A series of vulnerabilities in Thunderbolt 2 and 3, collectively called ‘Tunderspy,’ can leave your Mac open to hacking.
Security researcher Björn Ruytenberg with the Eindhoven University of Technology recently published a report detailing a series of serious security vulnerabilities in Thunderbolt 2 and Thunderbolt 3, collectively called “Thunderspy.”
They affect every single computer with a Thunderbolt 2 or Thunderbolt 3 port, including old-style port connectors and new Type-C connectors, whether the computers are running Windows, Linux, or macOS.
How badly does this security flaw impact Mac users? Should you freak out about someone hacking into your MacBook the next time you get up from your desk to refill your coffee?
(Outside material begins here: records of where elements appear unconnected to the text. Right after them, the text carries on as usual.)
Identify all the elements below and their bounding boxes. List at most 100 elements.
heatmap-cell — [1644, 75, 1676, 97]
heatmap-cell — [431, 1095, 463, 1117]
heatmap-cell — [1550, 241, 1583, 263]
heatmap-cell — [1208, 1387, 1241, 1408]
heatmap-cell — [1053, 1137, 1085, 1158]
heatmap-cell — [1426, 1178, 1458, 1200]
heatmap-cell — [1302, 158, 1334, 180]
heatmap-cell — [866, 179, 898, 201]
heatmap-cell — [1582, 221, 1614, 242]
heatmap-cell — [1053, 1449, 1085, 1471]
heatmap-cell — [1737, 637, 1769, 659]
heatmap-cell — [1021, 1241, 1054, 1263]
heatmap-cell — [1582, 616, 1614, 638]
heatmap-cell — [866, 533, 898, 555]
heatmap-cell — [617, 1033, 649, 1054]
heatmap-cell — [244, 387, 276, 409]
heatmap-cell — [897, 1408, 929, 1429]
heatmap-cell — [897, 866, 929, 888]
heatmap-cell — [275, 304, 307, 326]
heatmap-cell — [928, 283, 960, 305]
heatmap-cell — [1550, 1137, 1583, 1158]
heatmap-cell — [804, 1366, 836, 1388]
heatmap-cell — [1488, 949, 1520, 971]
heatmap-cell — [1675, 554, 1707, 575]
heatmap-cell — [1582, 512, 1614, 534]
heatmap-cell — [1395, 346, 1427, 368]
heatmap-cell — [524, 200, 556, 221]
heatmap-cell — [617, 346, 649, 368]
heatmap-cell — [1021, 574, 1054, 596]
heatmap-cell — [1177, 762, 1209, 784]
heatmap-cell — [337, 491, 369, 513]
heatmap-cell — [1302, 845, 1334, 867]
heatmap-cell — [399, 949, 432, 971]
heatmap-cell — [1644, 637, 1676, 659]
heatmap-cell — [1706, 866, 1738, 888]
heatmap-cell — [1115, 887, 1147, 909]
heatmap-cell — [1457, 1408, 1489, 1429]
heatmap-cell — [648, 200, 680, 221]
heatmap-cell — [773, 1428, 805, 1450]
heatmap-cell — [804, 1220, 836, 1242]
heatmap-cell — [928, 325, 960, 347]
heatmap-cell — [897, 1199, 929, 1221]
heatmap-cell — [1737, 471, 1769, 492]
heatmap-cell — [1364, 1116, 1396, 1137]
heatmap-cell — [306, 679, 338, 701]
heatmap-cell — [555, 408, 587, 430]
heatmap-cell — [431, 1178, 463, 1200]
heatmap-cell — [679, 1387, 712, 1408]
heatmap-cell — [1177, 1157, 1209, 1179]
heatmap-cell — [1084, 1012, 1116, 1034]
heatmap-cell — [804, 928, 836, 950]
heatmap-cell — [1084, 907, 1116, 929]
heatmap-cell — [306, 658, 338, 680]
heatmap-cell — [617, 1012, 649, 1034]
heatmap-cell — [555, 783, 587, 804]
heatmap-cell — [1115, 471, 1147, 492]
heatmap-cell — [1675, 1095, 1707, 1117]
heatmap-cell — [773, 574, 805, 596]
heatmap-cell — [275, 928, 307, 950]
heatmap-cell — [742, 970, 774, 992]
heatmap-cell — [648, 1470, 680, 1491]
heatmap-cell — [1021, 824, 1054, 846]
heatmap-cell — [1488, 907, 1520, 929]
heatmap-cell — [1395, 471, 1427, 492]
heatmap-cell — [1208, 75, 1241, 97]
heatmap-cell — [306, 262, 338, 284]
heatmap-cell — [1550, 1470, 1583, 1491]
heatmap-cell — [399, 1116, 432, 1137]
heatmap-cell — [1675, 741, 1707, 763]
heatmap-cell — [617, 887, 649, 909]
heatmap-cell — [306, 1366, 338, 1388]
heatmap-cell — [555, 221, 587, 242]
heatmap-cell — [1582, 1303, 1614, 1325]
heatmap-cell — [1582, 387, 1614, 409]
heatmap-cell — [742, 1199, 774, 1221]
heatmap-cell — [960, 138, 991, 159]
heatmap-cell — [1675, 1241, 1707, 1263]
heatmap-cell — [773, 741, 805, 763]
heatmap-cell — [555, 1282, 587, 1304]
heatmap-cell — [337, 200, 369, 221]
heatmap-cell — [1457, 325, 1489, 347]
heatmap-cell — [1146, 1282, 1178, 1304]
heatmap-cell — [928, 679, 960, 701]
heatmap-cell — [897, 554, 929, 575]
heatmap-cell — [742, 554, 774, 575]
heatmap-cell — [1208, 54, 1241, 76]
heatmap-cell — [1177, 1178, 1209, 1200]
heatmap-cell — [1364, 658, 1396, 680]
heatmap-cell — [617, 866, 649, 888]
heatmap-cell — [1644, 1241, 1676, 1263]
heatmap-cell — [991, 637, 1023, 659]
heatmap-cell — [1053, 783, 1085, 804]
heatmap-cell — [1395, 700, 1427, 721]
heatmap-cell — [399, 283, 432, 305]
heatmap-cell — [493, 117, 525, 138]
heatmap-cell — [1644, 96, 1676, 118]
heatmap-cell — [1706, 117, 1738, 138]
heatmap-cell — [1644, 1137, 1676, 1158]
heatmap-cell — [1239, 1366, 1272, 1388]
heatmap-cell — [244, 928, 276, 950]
Ruytenberg describes seven vulnerabilities in his paper. They are as follows.
Inadequate firmware verification schemes.
Weak device authentication scheme.
Use of unauthenticated device metadata.
Backwards compatibility.
Use of unauthenticated controller configurations.
SPI flash interface deficiencies.
No Thunderbolt security on Boot Camp.
It’s beyond the scope of this article to get into exactly what each of these mean and how they can be exploited to breach systems with Thunderbolt ports.
Just know this: Macs are only susceptible to vulnerabilities 2 and 3 when running macOS, and even then only partially so. Running Windows or Linux on your Mac using Boot Camp makes you vulnerable to all of them.
The good news is that it would not necessarily be easy for a hacker to break into your Mac with these exploits. They have to have physical access to your computer and a prepared Thunderbolt hacking device.
These sorts of vulnerabilities are often called “evil maid” threats.